Trouble and joy were not mutually exclusive for Paul, and should not be for us. If we wait until our problems are solved before we have joy, we will never have joy this side of heaven.
A missionary was thrown into prison with one of his converts who lost everything for Christ. His wife, children, house and reputation were gone as he sat in a cold dark cell with the missionary. The missionary felt so sorry for the man that he apologized for leading him to Christ. But the man replied, Having Jesus is more precious to me than any other happiness. All the trouble in the world cannot take away our joy, if we understand what we have in Christ.
2 Corinthians 7:10 Godly sorrow brings repentance that leads to salvation . . . but worldly sorrow brings death.
Peter and Judas are good examples of each. The night of Jesus’ arrest, Peter denied him three times with a curse. He was so filled with remorse that he went out and wept bitterly (Luke 22:62). But after Jesus rose, Peter was restored (John 21:15-19).
Judas’ story is different. He also betrayed the Lord (Matthew 26:14-16), but was so filled with remorse that he went out and hanged himself (Matthew 27:3-5). Peter had godly sorrow leading to salvation. Judas had worldly sorrow leading to death.
Everyone who tries to follow Christ will fail at times. We can grieve to the point of death, or trust in God’s forgiveness. Satan wants us to think that we are so bad, there is no hope for us. But Jesus came to save sinners (1 Timothy 1:15), and justifies the ungodly (Romans 4:5), wrote Paul. Sorrow for sin is good if it leads us back to the Savior.
2 Corinthians 8:9 For you know the grace of our Lord Jesus Christ, that though he was rich, yet for your sake he became poor, so that you through his poverty might become rich.
Paul was collecting an offering for a worthy cause, and he wanted the Corinthians to give sacrificially. To encourage their generosity, he reminded them of the generosity of Christ. Jesus proved his love through sacrifice, and we can do the same.
A middle-school boy mowed lawns all summer, and earned a good amount of money. He could have bought any number of things for himself, but he took his wad of cash and put it in the hands of a missionary, so the gospel could be spread. Paul called the Corinthians’ generosity the proof of [their] love (2 Corinthians 8:24).
2 Corinthians 9:7 Each of you should give what you have decided in your heart to give, not reluctantly or under compulsion, for God loves a cheerful giver.
When Christians discover how rich they are in Christ, they often become surprisingly generous. For example, when Jesus went to the home of a tax collector, the man was so overjoyed he said, Look, Lord! Here and now I give half of my possessions to the poor. Jesus replied, Today salvation has come to this house (Luke 19:8-9). A generous heart is a good indication that we belong to Christ.

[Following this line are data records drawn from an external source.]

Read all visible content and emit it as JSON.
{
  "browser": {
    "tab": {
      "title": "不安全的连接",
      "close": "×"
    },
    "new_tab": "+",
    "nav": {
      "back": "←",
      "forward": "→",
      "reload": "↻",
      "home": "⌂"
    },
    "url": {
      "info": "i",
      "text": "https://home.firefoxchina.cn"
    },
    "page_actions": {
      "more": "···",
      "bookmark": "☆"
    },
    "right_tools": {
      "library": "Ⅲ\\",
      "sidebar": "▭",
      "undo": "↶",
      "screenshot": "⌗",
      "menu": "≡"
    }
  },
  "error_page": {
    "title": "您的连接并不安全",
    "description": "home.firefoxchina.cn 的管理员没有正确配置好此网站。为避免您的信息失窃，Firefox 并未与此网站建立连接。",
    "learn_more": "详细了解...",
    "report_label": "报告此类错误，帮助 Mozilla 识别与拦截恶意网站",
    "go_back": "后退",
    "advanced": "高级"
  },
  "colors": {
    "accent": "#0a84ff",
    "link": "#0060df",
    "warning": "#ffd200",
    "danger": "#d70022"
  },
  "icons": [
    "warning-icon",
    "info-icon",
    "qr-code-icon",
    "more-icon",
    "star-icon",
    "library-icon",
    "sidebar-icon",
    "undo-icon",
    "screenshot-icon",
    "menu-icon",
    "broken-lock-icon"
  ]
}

Feelings of generosity are seldom constant, however, so Paul provided a more stable rule. Each of you should give what you have decided in your heart to give. Instead of waiting for a generous impulse, Christians should consider what they would like to give, and do it. Some will give more, and some will give less, but each should decide on their own, and then follow through. They can adjust the amount whenever they like, but they should do so conscientiously.
The minimal standard of giving in the Old Testament was ten percent. Bring the whole tithe into the storehouse (Malachi 3:10), said God. But the Old Testament law became obsolete (Hebrews 8:13) with the coming of Christ. Likewise, we are not under the law, but under grace (Romans 6:14), wrote Paul. The New Testament does not require Christians to give ten percent of their income, but it does require them to be generous (Luke 6:38). Believers are free to give ten percent if they like, but it should not be done reluctantly or under compulsion.
Reflection and Review
Why shouldn’t Christians marry unbelievers?
What is the difference between godly sorrow and worldly sorrow?
How much money should Christians give?